It’s 1940, and Millie and Reginald Thompson face a difficult decision: How can they best protect their 11-year-old daughter from the trauma of World War II? Reginald’s own youth was marred by the worries of World War I, and he’ll do anything to protect his daughter’s childhood. He convinces Millie to send Beatrix to live with a family in the United States, far from the bombs that threaten the Thompsons’ London neighborhood. They’ll see her again after the war.
Beatrix arrives in Boston as a reserved preteen, but the Gregory family soon draws her out. She fits like a stair step between the family’s eldest son, William, and the younger, Gerald. During the five years she spends in New England, Bea gains confidence as she competes with the boys and finds support from parents Nancy and Ethan, who ensure that Bea has a safe place to call home.
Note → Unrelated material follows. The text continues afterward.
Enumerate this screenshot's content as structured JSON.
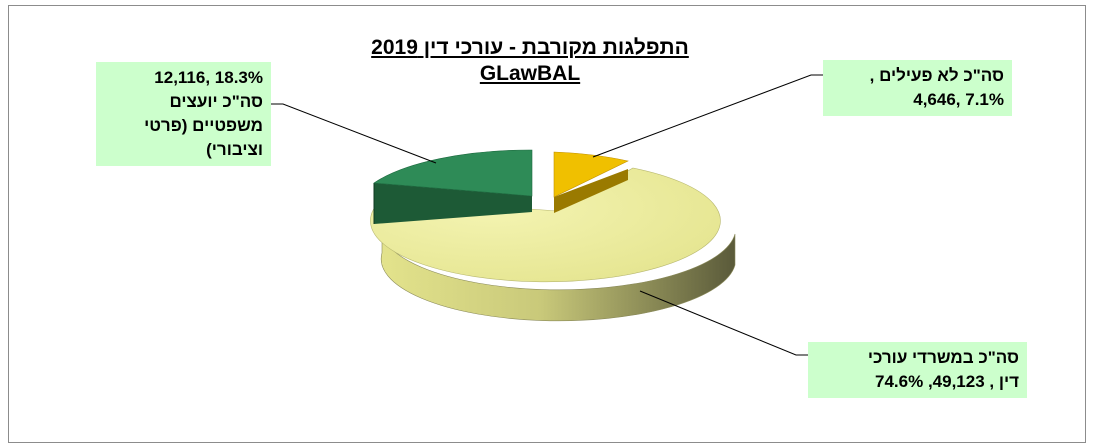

Bea is thriving in her new world, even if she doesn’t quite understand her own parents’ decision to send her away. But then, as the war winds down, Millie abruptly calls Bea back to England, and upon Bea’s return, both families struggle to understand their relationships to one another, formed in the crucible of war.
Told from alternating perspectives of each family member over the course of nearly four decades, Beyond That, the Sea explores the ways that formative experiences remain with us throughout our lives. Several years after the war, Bea describes to William how it felt to return to her home country: “It was familiar, too, it was in my bones. As though this place is part of who I am. As though I was always meant to be here. As though I belong.” As Bea learns, the people we love remain with us, even after we lose touch. The Gregory family becomes a part of her, just as she carried her parents in her heart after leaving England.
Debut novelist Laura Spence-Ash’s masterful character development enlivens the Thompson and Gregory families and all of the love and tension between them.